With the first method the amount of tomato juice pumped into the kettle, or the number of bushels of tomatoes from which this juice was derived, must be measured. This is a nuisance, and is not necessary with any of the other methods except the second. Furthermore, even though every batch of pulp cooked during the season be made from a measured quantity of tomatoes or tomato juice, and cooked to the same point on the measuring stick, the pulp will not all be of the same specific gravity, because tomatoes are very watery at some seasons of the year and very firm and solid at other times. The watery tomatoes will make a thin pulp, and the firm tomatoes will make a heavier pulp.

Cooking a Definite Length of Time

Cooking for a certain length of time is not dependable because the steam pressure is not always the same, the coils do not always condense the pulp with the same efficiency, and the character of the tomatoes varies during the season. With this method it is also necessary to start with a definite quantity of tomato stock for each batch.

Determining Specific Gravity by Weight

The third method—that of determining the specific gravity by weight—is used as commonly as any of the others. The specific gravity of pulp merely means the comparison between the weight of a definite volume of the pulp and the weight of the same volume of water at the same temperature. If pulp has a specific gravity of 1.035, that means that a gallon of it is 1.035 times as heavy as a gallon of water.

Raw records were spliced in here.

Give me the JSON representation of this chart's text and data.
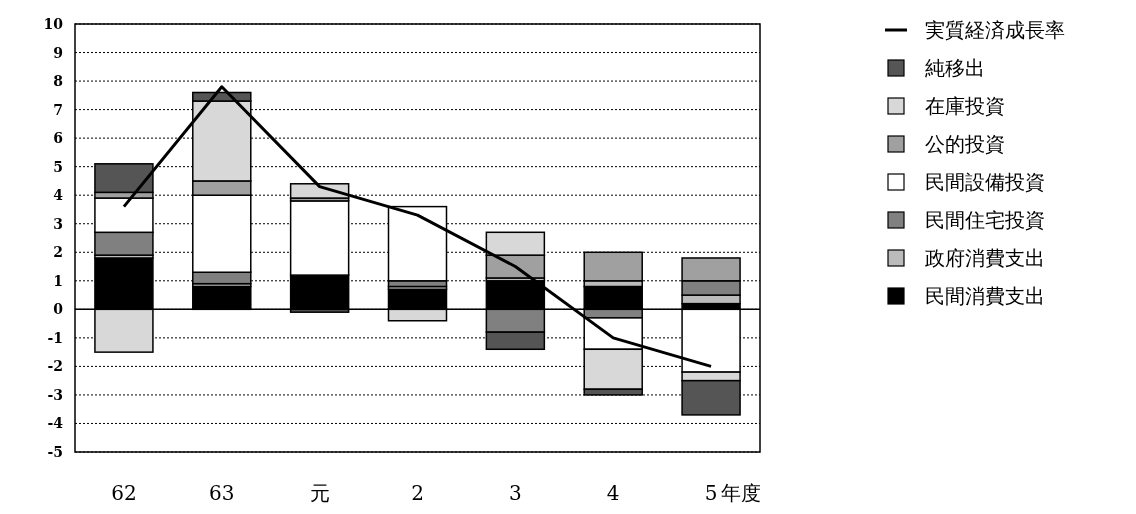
{
  "chart_data": {
    "type": "bar",
    "stacked": true,
    "xlabel": "年度",
    "categories": [
      "62",
      "63",
      "元",
      "2",
      "3",
      "4",
      "5"
    ],
    "ylim": [
      -5,
      10
    ],
    "yticks": [
      -5,
      -4,
      -3,
      -2,
      -1,
      0,
      1,
      2,
      3,
      4,
      5,
      6,
      7,
      8,
      9,
      10
    ],
    "grid": "y",
    "legend": "right",
    "ref_lines": [
      {
        "axis": "y",
        "value": 0,
        "color": "#000000",
        "line_style": "solid"
      }
    ],
    "series": [
      {
        "name": "民間消費支出",
        "color": "#000000",
        "values": [
          1.8,
          0.8,
          1.2,
          0.7,
          1.0,
          0.8,
          0.2
        ]
      },
      {
        "name": "政府消費支出",
        "color": "#bbbbbb",
        "values": [
          0.1,
          0.1,
          0,
          0.1,
          0.1,
          0.2,
          0.3
        ]
      },
      {
        "name": "民間住宅投資",
        "color": "#808080",
        "values": [
          0.8,
          0.4,
          0,
          0.2,
          -0.8,
          -0.3,
          0.5
        ]
      },
      {
        "name": "民間設備投資",
        "color": "#ffffff",
        "values": [
          1.2,
          2.7,
          2.6,
          2.6,
          0,
          -1.1,
          -2.2
        ]
      },
      {
        "name": "公的投資",
        "color": "#a0a0a0",
        "values": [
          0.2,
          0.5,
          0.1,
          0,
          0.8,
          1.0,
          0.8
        ]
      },
      {
        "name": "在庫投資",
        "color": "#d8d8d8",
        "values": [
          -1.5,
          2.8,
          0.5,
          -0.4,
          0.8,
          -1.4,
          -0.3
        ]
      },
      {
        "name": "純移出",
        "color": "#555555",
        "values": [
          1.0,
          0.3,
          -0.1,
          0,
          -0.6,
          -0.2,
          -1.2
        ]
      },
      {
        "name": "実質経済成長率",
        "type": "line",
        "color": "#000000",
        "values": [
          3.6,
          7.8,
          4.3,
          3.3,
          1.5,
          -1.0,
          -2.0
        ]
      }
    ]
  }
}
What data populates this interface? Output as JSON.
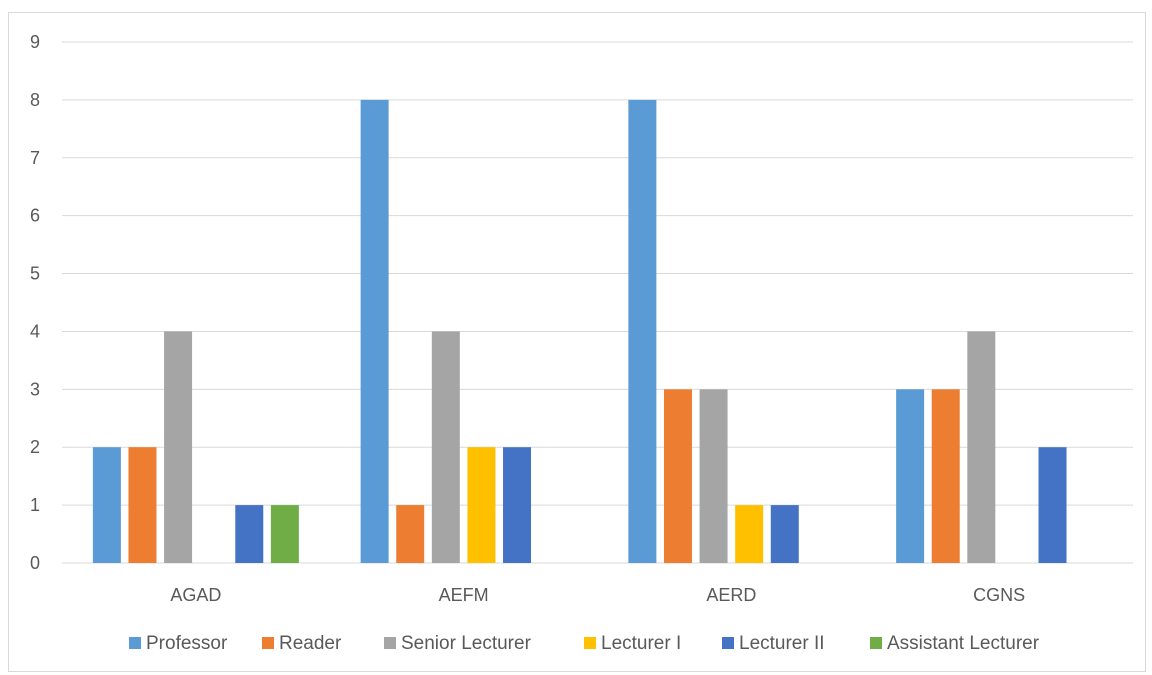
{
  "chart_data": {
    "type": "bar",
    "title": "",
    "xlabel": "",
    "ylabel": "",
    "categories": [
      "AGAD",
      "AEFM",
      "AERD",
      "CGNS"
    ],
    "ylim": [
      0,
      9
    ],
    "yticks": [
      0,
      1,
      2,
      3,
      4,
      5,
      6,
      7,
      8,
      9
    ],
    "grid": true,
    "legend_position": "bottom",
    "series": [
      {
        "name": "Professor",
        "color": "#5b9bd5",
        "values": [
          2,
          8,
          8,
          3
        ]
      },
      {
        "name": "Reader",
        "color": "#ed7d31",
        "values": [
          2,
          1,
          3,
          3
        ]
      },
      {
        "name": "Senior Lecturer",
        "color": "#a5a5a5",
        "values": [
          4,
          4,
          3,
          4
        ]
      },
      {
        "name": "Lecturer I",
        "color": "#ffc000",
        "values": [
          0,
          2,
          1,
          0
        ]
      },
      {
        "name": "Lecturer II",
        "color": "#4472c4",
        "values": [
          1,
          2,
          1,
          2
        ]
      },
      {
        "name": "Assistant Lecturer",
        "color": "#70ad47",
        "values": [
          1,
          0,
          0,
          0
        ]
      }
    ]
  }
}
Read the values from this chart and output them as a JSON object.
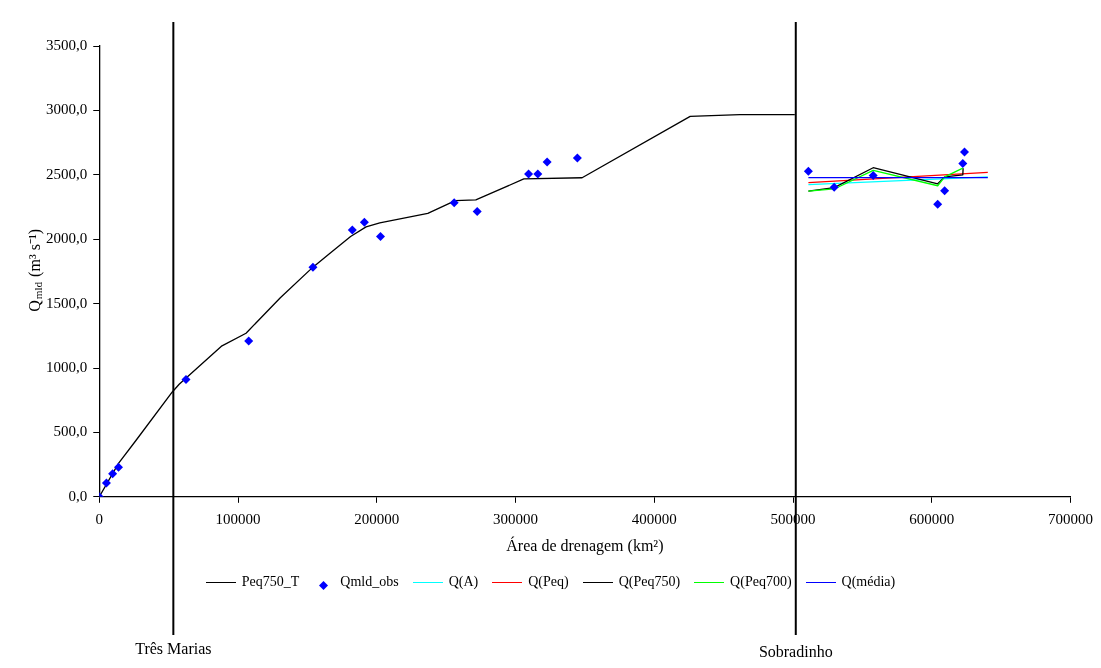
{
  "chart_data": {
    "type": "line",
    "xlabel": "Área de drenagem (km²)",
    "ylabel": "Q$_{mld}$ (m³ s⁻¹)",
    "xlim": [
      0,
      700000
    ],
    "xticks": [
      0,
      100000,
      200000,
      300000,
      400000,
      500000,
      600000,
      700000
    ],
    "ylim": [
      0,
      3500
    ],
    "yticks": [
      {
        "value": 0,
        "label": "0,0"
      },
      {
        "value": 500,
        "label": "500,0"
      },
      {
        "value": 1000,
        "label": "1000,0"
      },
      {
        "value": 1500,
        "label": "1500,0"
      },
      {
        "value": 2000,
        "label": "2000,0"
      },
      {
        "value": 2500,
        "label": "2500,0"
      },
      {
        "value": 3000,
        "label": "3000,0"
      },
      {
        "value": 3500,
        "label": "3500,0"
      }
    ],
    "grid": false,
    "legend": "bottom",
    "ref_lines": [
      {
        "axis": "x",
        "value": 53400,
        "label": "Três Marias",
        "color": "#000000"
      },
      {
        "axis": "x",
        "value": 502000,
        "label": "Sobradinho",
        "color": "#000000"
      }
    ],
    "series": [
      {
        "name": "Peq750_T",
        "color": "#000000",
        "marker": "none",
        "x": [
          0,
          13870,
          26700,
          52650,
          57600,
          88460,
          105800,
          130500,
          154000,
          181150,
          192300,
          202200,
          236800,
          256600,
          271400,
          306000,
          348000,
          425900,
          461700,
          501300
        ],
        "values": [
          0,
          259,
          441,
          814,
          874,
          1172,
          1270,
          1545,
          1783,
          2021,
          2096,
          2126,
          2200,
          2299,
          2305,
          2468,
          2477,
          2954,
          2967,
          2967
        ]
      },
      {
        "name": "Qmld_obs",
        "type": "scatter",
        "color": "#0000ff",
        "marker": "diamond",
        "x": [
          0,
          5190,
          9640,
          13870,
          62510,
          107700,
          154000,
          182400,
          191100,
          202700,
          255800,
          272400,
          309400,
          316100,
          322800,
          344600,
          511100,
          529700,
          557800,
          604300,
          609300,
          622400,
          623600
        ],
        "values": [
          0,
          107,
          179,
          230,
          910,
          1210,
          1783,
          2072,
          2131,
          2021,
          2283,
          2215,
          2507,
          2507,
          2600,
          2630,
          2528,
          2403,
          2495,
          2272,
          2376,
          2588,
          2677
        ]
      },
      {
        "name": "Q(A)",
        "color": "#00ffff",
        "marker": "none",
        "x": [
          511100,
          640400
        ],
        "values": [
          2424,
          2484
        ]
      },
      {
        "name": "Q(Peq)",
        "color": "#ff0000",
        "marker": "none",
        "x": [
          511100,
          640400
        ],
        "values": [
          2439,
          2519
        ]
      },
      {
        "name": "Q(Peq750)",
        "color": "#000000",
        "marker": "none",
        "x": [
          511100,
          529700,
          557800,
          604300,
          609300,
          622400,
          622600
        ],
        "values": [
          2373,
          2400,
          2555,
          2430,
          2484,
          2500,
          2552
        ]
      },
      {
        "name": "Q(Peq700)",
        "color": "#00ff00",
        "marker": "none",
        "x": [
          511100,
          529700,
          557800,
          604300,
          609300,
          622400
        ],
        "values": [
          2373,
          2390,
          2534,
          2415,
          2484,
          2552
        ]
      },
      {
        "name": "Q(média)",
        "color": "#0000ff",
        "marker": "none",
        "x": [
          511100,
          640400
        ],
        "values": [
          2478,
          2478
        ]
      }
    ]
  }
}
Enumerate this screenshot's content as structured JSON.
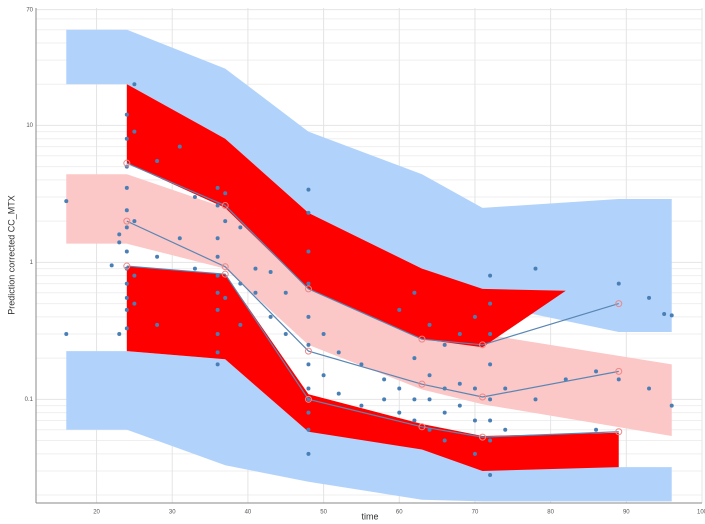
{
  "chart_data": {
    "type": "scatter",
    "x_label": "time",
    "y_label": "Prediction corrected CC_MTX",
    "xlim": [
      12,
      100
    ],
    "xticks": [
      20,
      30,
      40,
      50,
      60,
      70,
      80,
      90,
      100
    ],
    "ylim": [
      0.0175,
      72
    ],
    "yticks": [
      0.1,
      1,
      10,
      70
    ],
    "yminor_grid": [
      0.02,
      0.03,
      0.04,
      0.05,
      0.06,
      0.07,
      0.08,
      0.09,
      0.2,
      0.3,
      0.4,
      0.5,
      0.6,
      0.7,
      0.8,
      0.9,
      2,
      3,
      4,
      5,
      6,
      7,
      8,
      9,
      20,
      30,
      40,
      50,
      60
    ],
    "log_y": true,
    "grid": true,
    "bands": [
      {
        "color": "#b1d3fb",
        "x": [
          16,
          24,
          37,
          48,
          63,
          71,
          89,
          96
        ],
        "upper": [
          50,
          50,
          26,
          9,
          4.4,
          2.5,
          2.9,
          2.9
        ],
        "lower": [
          20,
          20,
          8,
          2.3,
          0.9,
          0.5,
          0.31,
          0.31
        ]
      },
      {
        "color": "#b1d3fb",
        "x": [
          16,
          24,
          37,
          48,
          63,
          71,
          89,
          96
        ],
        "upper": [
          0.225,
          0.225,
          0.196,
          0.09,
          0.06,
          0.05,
          0.032,
          0.032
        ],
        "lower": [
          0.06,
          0.06,
          0.033,
          0.025,
          0.0185,
          0.018,
          0.018,
          0.018
        ]
      },
      {
        "color": "#fbc7c7",
        "x": [
          16,
          24,
          37,
          48,
          63,
          71,
          96
        ],
        "upper": [
          4.4,
          4.4,
          2.5,
          0.76,
          0.39,
          0.3,
          0.18
        ],
        "lower": [
          1.37,
          1.37,
          0.9,
          0.25,
          0.118,
          0.092,
          0.054
        ]
      },
      {
        "color": "#ff0000",
        "x": [
          24,
          37,
          48,
          63,
          71,
          82
        ],
        "upper": [
          20,
          8,
          2.3,
          0.9,
          0.64,
          0.62
        ],
        "lower": [
          5.3,
          2.5,
          0.64,
          0.275,
          0.24,
          0.62
        ]
      },
      {
        "color": "#ff0000",
        "x": [
          24,
          37,
          48,
          63,
          71,
          89
        ],
        "upper": [
          0.94,
          0.82,
          0.109,
          0.066,
          0.054,
          0.057
        ],
        "lower": [
          0.225,
          0.196,
          0.058,
          0.043,
          0.03,
          0.032
        ]
      }
    ],
    "lines": [
      {
        "color": "#5a86b3",
        "x": [
          24,
          37,
          48,
          63,
          71,
          89
        ],
        "values": [
          5.3,
          2.6,
          0.64,
          0.275,
          0.25,
          0.5
        ]
      },
      {
        "color": "#5a86b3",
        "x": [
          24,
          37,
          48,
          63,
          71,
          89
        ],
        "values": [
          2.0,
          0.93,
          0.225,
          0.129,
          0.104,
          0.16
        ]
      },
      {
        "color": "#5a86b3",
        "x": [
          24,
          37,
          48,
          63,
          71,
          89
        ],
        "values": [
          0.94,
          0.82,
          0.1,
          0.063,
          0.053,
          0.058
        ]
      }
    ],
    "points": {
      "color": "#4a7fb5",
      "x": [
        16,
        16,
        22,
        23,
        23,
        23,
        24,
        24,
        24,
        24,
        24,
        24,
        24,
        24,
        24,
        24,
        24,
        24,
        25,
        25,
        25,
        25,
        25,
        28,
        28,
        28,
        31,
        31,
        33,
        33,
        36,
        36,
        36,
        36,
        36,
        36,
        36,
        36,
        36,
        36,
        37,
        37,
        37,
        39,
        39,
        39,
        41,
        41,
        43,
        43,
        45,
        45,
        48,
        48,
        48,
        48,
        48,
        48,
        48,
        48,
        48,
        48,
        48,
        48,
        50,
        50,
        52,
        52,
        55,
        55,
        58,
        58,
        60,
        60,
        60,
        62,
        62,
        62,
        62,
        64,
        64,
        64,
        64,
        66,
        66,
        66,
        66,
        68,
        68,
        68,
        70,
        70,
        70,
        70,
        72,
        72,
        72,
        72,
        72,
        72,
        72,
        72,
        74,
        74,
        78,
        78,
        82,
        86,
        86,
        89,
        89,
        93,
        93,
        95,
        96,
        96
      ],
      "values": [
        2.8,
        0.3,
        0.95,
        1.6,
        1.4,
        0.3,
        12,
        8,
        5,
        3.5,
        2.4,
        1.8,
        1.2,
        0.9,
        0.7,
        0.55,
        0.45,
        0.33,
        20,
        9,
        2,
        0.8,
        0.5,
        5.5,
        1.1,
        0.35,
        7,
        1.5,
        0.9,
        3,
        3.5,
        2.6,
        1.5,
        1.1,
        0.8,
        0.6,
        0.45,
        0.3,
        0.22,
        0.18,
        3.2,
        2,
        0.55,
        1.8,
        0.7,
        0.35,
        0.9,
        0.6,
        0.85,
        0.4,
        0.6,
        0.3,
        3.4,
        2.3,
        1.2,
        0.7,
        0.4,
        0.25,
        0.18,
        0.12,
        0.1,
        0.08,
        0.06,
        0.04,
        0.3,
        0.15,
        0.22,
        0.11,
        0.18,
        0.09,
        0.14,
        0.1,
        0.45,
        0.12,
        0.08,
        0.6,
        0.2,
        0.1,
        0.07,
        0.35,
        0.15,
        0.1,
        0.06,
        0.25,
        0.12,
        0.08,
        0.05,
        0.3,
        0.13,
        0.09,
        0.4,
        0.12,
        0.07,
        0.04,
        0.8,
        0.5,
        0.3,
        0.18,
        0.1,
        0.07,
        0.05,
        0.028,
        0.12,
        0.06,
        0.9,
        0.1,
        0.14,
        0.16,
        0.06,
        0.7,
        0.14,
        0.55,
        0.12,
        0.42,
        0.41,
        0.09
      ]
    }
  }
}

The determination, as carried out in the cook room, is made with a small trip balance, a set of weights, and a copper flask which is tin lined. The weight of the empty flask is taken. Then the weight of the flask filled to the top with boiling water is taken. The difference between these two weights is the weight of water at the boiling point which the flask contains. When the boiling pulp approaches the finishing point, the flask is filled to the top with the boiling pulp. This should be done rapidly, as the pulp cools quickly, and as it cools, decreases in volume. The weight of the flask filled with pulp at the boiling point is taken. This weight, minus the weight of the empty flask, equals the weight of pulp at the boiling point which the flask contains. You now have the weight of boiling water the flask contains, and the weight of boiling pulp the flask contains. Divide the former into the latter, and the result (the quotient) is the specific gravity. For example, if the water weighs 1,000 grams, and the pulp weighs 1,035 grams, the specific gravity is 1.035. If the specific gravity of cold pulp is taken, then cold water of the same temperature must be taken as the comparison. The weight of cold pulp must not be compared with the weight of hot water, and vice versa.

Objections to Weighing Method

One of the objections to the use of this method is that there is usually a certain amount of air bubbles and foam in the boiling pulp and this causes an error, as the air takes up volume but does not weigh anything. Another objection is that the determination is often not made rapidly enough, with the result that while the flask is being filled with boiling pulp, the pulp is cooling and correspondingly decreasing in volume, and by the time the flask is full, it contains more pulp than it should, that is, instead of containing 1,000 cubic centimeters of pulp at 210 degrees F., it will contain about 1,010 cubic centimeters of pulp at 200 degrees F., or possibly lower. One reason for this delay is that the foam caused by filling the flask with boiling pulp rises in the neck of the flask, and makes it hard to judge when the flask is exactly full. The main difficulty with the method, however, is that pulp cooks do not have scientific minds, they do not appreciate the importance of doing the determination in a strictly scientific way, and the results they get are not very accurate. I have frequently checked up on pulp cooks using this method, and sometimes they were very decidedly off.